2015-06-06 Thread Peter Humphrey
On Saturday 06 June 2015 14:57:15 Alan Mackenzie wrote:
 Hello, Peter
 
 On Sat, Jun 06, 2015 at 02:25:17PM +0100, Peter Humphrey wrote:
  On Saturday 06 June 2015 11:22:45 Alan Mackenzie wrote:
   :-)  I have a Filco mechanical keyboard, which works well.  Does your
   :new
   
   keyboard need more desk space than a standard one?  That would be a
   negative feature for me.
  
  I wonder how much better these are than my 105-key Cherry with its
  mechanical key switches. It isn't quiet, but it doesn't need to be since
  I'm the only one here. I deliberately went for a proper keyboard rather
  than those nasty rubber-sheet jobs.
 
 My Filco has Cherry keys in it.  I seem to remember from researching it a
 few years back, Cherry keys come in several weights of action, and some
 of them have an audible click, some don't.  An audible click would drive
 me crazy.

Hmm.
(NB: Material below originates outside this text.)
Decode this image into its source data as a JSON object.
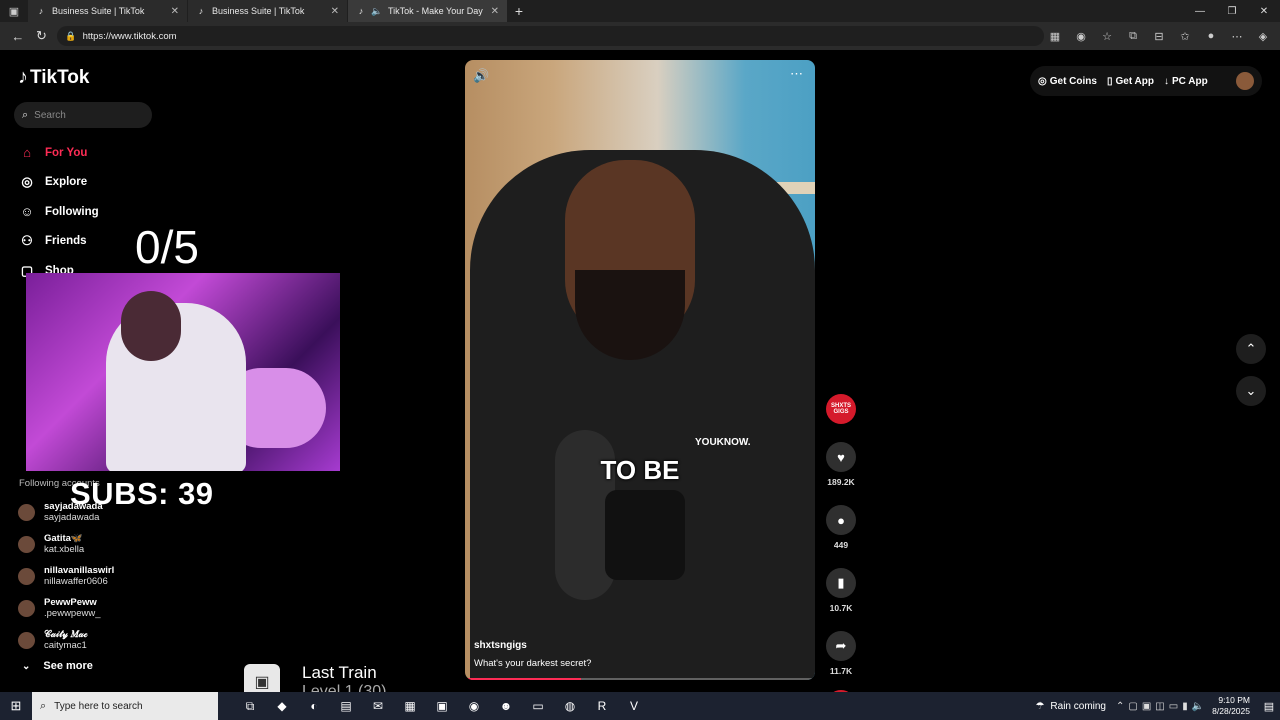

I wonder whether I'm prone to it too...

-- 
Rgds
Peter




[gentoo-user] which keymap and keyboard setup

2015-06-05 Thread lee
Hi,

which keymap are we supposed to use for a keyboard that has 122 keys?
And which keyboard type are we supposed to specify?  There's pc_102,
pc_105 and whatnot; is there such a thing as pc_122, too?

So far, I plugged the keyboard in (it's USB) and it has a layout I can
expect (which is kinda amazing), so I'm typing on it now.  What I
want is a keyboard configuration that corresponds to the labels on the
keys (which is an US layout) as a starting point, and a way to switch
between the US layout and a layout adapted to German.  Most of what I
type is in English, and the US layout is much better suited for
programming, so for the few cases I do need the extra keys required for
German, I want to be able to switch layouts by pressing a key.  That
goes for both console and X11 --- my experience is that you first have
to get the keyboard set up correctly for the console before you have a
chance to get it to fully work with X11.


The keyboard shows up as: Unicomp Inc. Surf Ruffian USB 122 Keyboard v
2.50.  Xev shows that the function keys F13--F24 yield the same scan
codes as F1--F12.  I still have a 105 key PS/2 keyboard plugged in, and
nothing is prepared for the 122 key keyboard, so that might limit what
scan codes are being seen.


BTW, this keyboard is awesome.  It's just as if you had a Model M, but
still new, and there isn't anything better available new.  I've been
using those for about 20 years now and wanted a new one since quite a
while, now finally managed to get a Unicomp ... Get one if you can; live
is too short for bad keyboards.


-- 
Again we must be afraid of speaking of daemons for fear that daemons
might swallow us.  Finally, this fear has become reasonable.